The final paper in this special issue looks at applying and extending the FAIR principles to consider research software [2]. The authors argue that is imperative to fold software into the FAIR ecosystem and look at it through the same lens. The paper shows the challenges of expressing interoperability with respect to software. Indeed, reading this paper, it is hard not to wonder if the software ecosystem with its strong global infrastructure and repeatable practices might not become FAIR faster than data. Furthermore, it is worth considering that software is a critical link in helping to define the semantics of data and thus allowing for reusability.

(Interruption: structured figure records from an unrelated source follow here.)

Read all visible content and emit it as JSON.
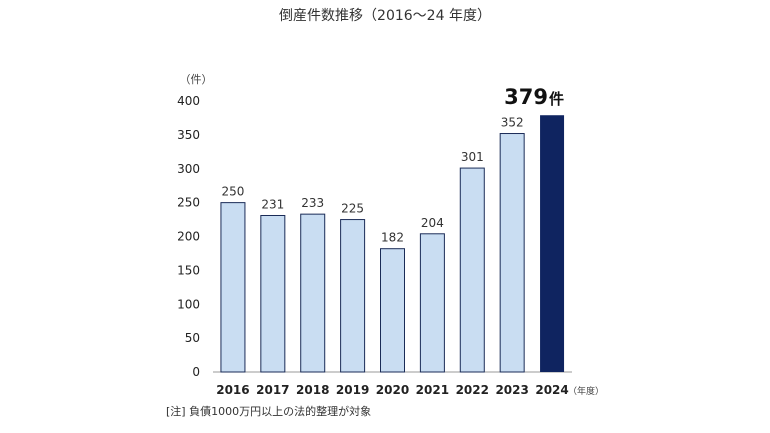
{
  "chart_data": {
    "type": "bar",
    "title": "倒産件数推移（2016～24 年度）",
    "ylabel": "（件）",
    "xlabel": "（年度）",
    "ylim": [
      0,
      400
    ],
    "yticks": [
      "0",
      "50",
      "100",
      "150",
      "200",
      "250",
      "300",
      "350",
      "400"
    ],
    "categories": [
      "2016",
      "2017",
      "2018",
      "2019",
      "2020",
      "2021",
      "2022",
      "2023",
      "2024"
    ],
    "values": [
      250,
      231,
      233,
      225,
      182,
      204,
      301,
      352,
      379
    ],
    "data_labels": [
      "250",
      "231",
      "233",
      "225",
      "182",
      "204",
      "301",
      "352",
      ""
    ],
    "highlight": {
      "index": 8,
      "value_text": "379",
      "unit_text": "件"
    },
    "colors": {
      "bar": "#c9ddf2",
      "bar_stroke": "#1a2b57",
      "highlight": "#0f2460"
    },
    "grid": false,
    "note": "[注] 負債1000万円以上の法的整理が対象"
  }
}
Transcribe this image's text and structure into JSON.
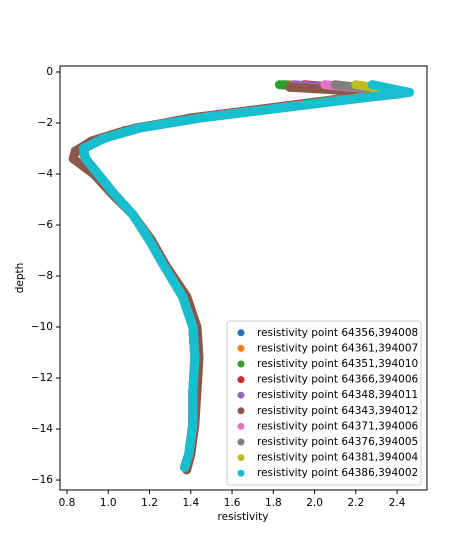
{
  "chart_data": {
    "type": "scatter",
    "xlabel": "resistivity",
    "ylabel": "depth",
    "xlim": [
      0.766,
      2.545
    ],
    "ylim": [
      -16.39,
      0.235
    ],
    "xticks": [
      0.8,
      {
        "value": 1,
        "label": "1.0"
      },
      1.2,
      1.4,
      1.6,
      1.8,
      {
        "value": 2,
        "label": "2.0"
      },
      2.2,
      2.4
    ],
    "yticks": [
      0,
      {
        "value": -2,
        "label": "−2"
      },
      {
        "value": -4,
        "label": "−4"
      },
      {
        "value": -6,
        "label": "−6"
      },
      {
        "value": -8,
        "label": "−8"
      },
      {
        "value": -10,
        "label": "−10"
      },
      {
        "value": -12,
        "label": "−12"
      },
      {
        "value": -14,
        "label": "−14"
      },
      {
        "value": -16,
        "label": "−16"
      }
    ],
    "legend": "lower right",
    "series": [
      {
        "name": "resistivity point 64356,394008",
        "color": "#1f77b4",
        "x": [
          1.85,
          2.38,
          1.9,
          1.42,
          1.14,
          0.98,
          0.88,
          0.89,
          0.95,
          1.03,
          1.12,
          1.2,
          1.27,
          1.36,
          1.41,
          1.42,
          1.41,
          1.41,
          1.39,
          1.37
        ],
        "values": [
          -0.5,
          -0.8,
          -1.3,
          -1.8,
          -2.2,
          -2.6,
          -3.0,
          -3.4,
          -4.0,
          -4.8,
          -5.6,
          -6.6,
          -7.6,
          -8.8,
          -10.0,
          -11.2,
          -12.5,
          -13.8,
          -15.0,
          -15.5
        ]
      },
      {
        "name": "resistivity point 64361,394007",
        "color": "#ff7f0e",
        "x": [
          1.87,
          2.4,
          1.91,
          1.43,
          1.14,
          0.98,
          0.88,
          0.89,
          0.95,
          1.03,
          1.12,
          1.2,
          1.27,
          1.36,
          1.41,
          1.42,
          1.41,
          1.41,
          1.39,
          1.37
        ],
        "values": [
          -0.5,
          -0.8,
          -1.3,
          -1.8,
          -2.2,
          -2.6,
          -3.0,
          -3.4,
          -4.0,
          -4.8,
          -5.6,
          -6.6,
          -7.6,
          -8.8,
          -10.0,
          -11.2,
          -12.5,
          -13.8,
          -15.0,
          -15.5
        ]
      },
      {
        "name": "resistivity point 64351,394010",
        "color": "#2ca02c",
        "x": [
          1.83,
          2.36,
          1.89,
          1.42,
          1.13,
          0.97,
          0.87,
          0.89,
          0.95,
          1.03,
          1.12,
          1.2,
          1.27,
          1.36,
          1.41,
          1.42,
          1.41,
          1.41,
          1.39,
          1.37
        ],
        "values": [
          -0.5,
          -0.8,
          -1.3,
          -1.8,
          -2.2,
          -2.6,
          -3.0,
          -3.4,
          -4.0,
          -4.8,
          -5.6,
          -6.6,
          -7.6,
          -8.8,
          -10.0,
          -11.2,
          -12.5,
          -13.8,
          -15.0,
          -15.5
        ]
      },
      {
        "name": "resistivity point 64366,394006",
        "color": "#d62728",
        "x": [
          1.95,
          2.4,
          1.92,
          1.43,
          1.14,
          0.98,
          0.88,
          0.89,
          0.95,
          1.03,
          1.12,
          1.2,
          1.27,
          1.36,
          1.41,
          1.42,
          1.41,
          1.41,
          1.39,
          1.37
        ],
        "values": [
          -0.5,
          -0.8,
          -1.3,
          -1.8,
          -2.2,
          -2.6,
          -3.0,
          -3.4,
          -4.0,
          -4.8,
          -5.6,
          -6.6,
          -7.6,
          -8.8,
          -10.0,
          -11.2,
          -12.5,
          -13.8,
          -15.0,
          -15.5
        ]
      },
      {
        "name": "resistivity point 64348,394011",
        "color": "#9467bd",
        "x": [
          1.9,
          2.38,
          1.91,
          1.42,
          1.14,
          0.98,
          0.88,
          0.89,
          0.95,
          1.03,
          1.12,
          1.2,
          1.27,
          1.36,
          1.41,
          1.42,
          1.41,
          1.41,
          1.39,
          1.37
        ],
        "values": [
          -0.5,
          -0.8,
          -1.3,
          -1.8,
          -2.2,
          -2.6,
          -3.0,
          -3.4,
          -4.0,
          -4.8,
          -5.6,
          -6.6,
          -7.6,
          -8.8,
          -10.0,
          -11.2,
          -12.5,
          -13.8,
          -15.0,
          -15.5
        ]
      },
      {
        "name": "resistivity point 64343,394012",
        "color": "#8c564b",
        "x": [
          1.88,
          2.42,
          1.9,
          1.4,
          1.08,
          0.92,
          0.84,
          0.83,
          0.93,
          1.02,
          1.12,
          1.21,
          1.28,
          1.38,
          1.43,
          1.44,
          1.43,
          1.42,
          1.4,
          1.38
        ],
        "values": [
          -0.6,
          -0.85,
          -1.3,
          -1.8,
          -2.3,
          -2.7,
          -3.1,
          -3.4,
          -4.0,
          -4.8,
          -5.6,
          -6.6,
          -7.6,
          -8.8,
          -10.0,
          -11.2,
          -12.5,
          -13.8,
          -15.0,
          -15.6
        ]
      },
      {
        "name": "resistivity point 64371,394006",
        "color": "#e377c2",
        "x": [
          2.05,
          2.44,
          1.94,
          1.44,
          1.15,
          0.98,
          0.88,
          0.89,
          0.95,
          1.03,
          1.12,
          1.2,
          1.27,
          1.36,
          1.41,
          1.42,
          1.41,
          1.41,
          1.39,
          1.37
        ],
        "values": [
          -0.5,
          -0.8,
          -1.3,
          -1.8,
          -2.2,
          -2.6,
          -3.0,
          -3.4,
          -4.0,
          -4.8,
          -5.6,
          -6.6,
          -7.6,
          -8.8,
          -10.0,
          -11.2,
          -12.5,
          -13.8,
          -15.0,
          -15.5
        ]
      },
      {
        "name": "resistivity point 64376,394005",
        "color": "#7f7f7f",
        "x": [
          2.1,
          2.42,
          1.94,
          1.44,
          1.15,
          0.98,
          0.88,
          0.89,
          0.95,
          1.03,
          1.12,
          1.2,
          1.27,
          1.36,
          1.41,
          1.42,
          1.41,
          1.41,
          1.39,
          1.37
        ],
        "values": [
          -0.5,
          -0.8,
          -1.3,
          -1.8,
          -2.2,
          -2.6,
          -3.0,
          -3.4,
          -4.0,
          -4.8,
          -5.6,
          -6.6,
          -7.6,
          -8.8,
          -10.0,
          -11.2,
          -12.5,
          -13.8,
          -15.0,
          -15.5
        ]
      },
      {
        "name": "resistivity point 64381,394004",
        "color": "#bcbd22",
        "x": [
          2.2,
          2.44,
          1.95,
          1.45,
          1.15,
          0.98,
          0.88,
          0.89,
          0.95,
          1.03,
          1.12,
          1.2,
          1.27,
          1.36,
          1.41,
          1.42,
          1.41,
          1.41,
          1.39,
          1.37
        ],
        "values": [
          -0.5,
          -0.8,
          -1.3,
          -1.8,
          -2.2,
          -2.6,
          -3.0,
          -3.4,
          -4.0,
          -4.8,
          -5.6,
          -6.6,
          -7.6,
          -8.8,
          -10.0,
          -11.2,
          -12.5,
          -13.8,
          -15.0,
          -15.5
        ]
      },
      {
        "name": "resistivity point 64386,394002",
        "color": "#17becf",
        "x": [
          2.28,
          2.46,
          1.95,
          1.45,
          1.15,
          0.98,
          0.88,
          0.89,
          0.95,
          1.03,
          1.12,
          1.2,
          1.27,
          1.36,
          1.41,
          1.42,
          1.41,
          1.41,
          1.39,
          1.37
        ],
        "values": [
          -0.5,
          -0.8,
          -1.3,
          -1.8,
          -2.2,
          -2.6,
          -3.0,
          -3.4,
          -4.0,
          -4.8,
          -5.6,
          -6.6,
          -7.6,
          -8.8,
          -10.0,
          -11.2,
          -12.5,
          -13.8,
          -15.0,
          -15.5
        ]
      }
    ]
  }
}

In summary, the papers in this special issue illustrate the gamut of work being done to implement the vision of the FAIR data principles from maintaining fundamental infrastructure and supplying platforms that generate FAIR to reflecting deeply on the applicability of these guidelines.

References

[1] 

J. Klump and R. Huber, 20 years of persistent identifiers – Which systems are here to stay?, Data Science Journal 16: ((2017) ), 09. doi:10.5334/dsj-2017-009.

[2] 

A.-L. Lamprecht, L. Garcia, M. Kuzak, C. Martinez, R. Arcila, E. Martin Del Pico, V. Dominguez Del Angel, S. van de Sandt, J. Ison, P.A. Martinez, P. McQuilton, A. Valencia, J. Harrow, F. Psomopoulos, J.Ll. Gelpi, N. Chue Hong, C. Goble and S. Capella-Gutierrez, Towards FAIR principles for research software, Data Science 3: (1) ((2020) ), 37–59. doi:10.3233/DS-190026.

[3] 

J.A. Overton, M. Cuffaro, The OBO Foundry Operations Committee Technical Working Group and C.J. Mungall, String of PURLs – Frugal migration and maintenance of persistent identifiers, Data Science 3: (1) ((2020) ), 3–13. doi:10.3233/DS-190022.

[4] 

M. Röder, D. Kuchelev and A.-C. Ngonga Ngomo, HOBBIT: A platform for benchmarking Big Linked Data, Data Science 3: (1) ((2020) ), 15–35. doi:10.3233/DS-190021.

[5] 

M.D. Wilkinson, M. Dumontier, I.J. Aalbersberg, G. Appleton, M. Axton, A. Baak, N. Blomberg, J.-W. Boiten, L.B. da Silva Santos, P.E. Bourne, J. Bouwman, A.J. Brookes, T. Clark, M. Crosas, I. Dillo, O. Dumon, S. Edmunds, C.T. Evelo, R. Finkers, A. Gonzalez-Beltran, A.J.G. Gray, P. Groth, C. Goble, J.S. Grethe, J. Heringa, P.A.C. ’t Hoen, R. Hooft, T. Kuhn, R. Kok, J. Kok, S.J. Lusher, M.E. Martone, A. Mons, A.L. Packer, B. Persson, P. Rocca-Serra, M. Roos, R. van Schaik, S.-A. Sansone, E. Schultes, T. Sengstag, T. Slater, G. Strawn, M.A. Swertz, M. Thompson, J. van der Lei, E. van Mulligen, J. Velterop, A. Waagmeester, P. Wittenburg, K. Wolstencroft, J. Zhao and B. Mons, The FAIR Guiding Principles for scientific data management and stewardship, Scientific Data 3: (1) ((2016) ), 160018. doi:10.1038/sdata.2016.18.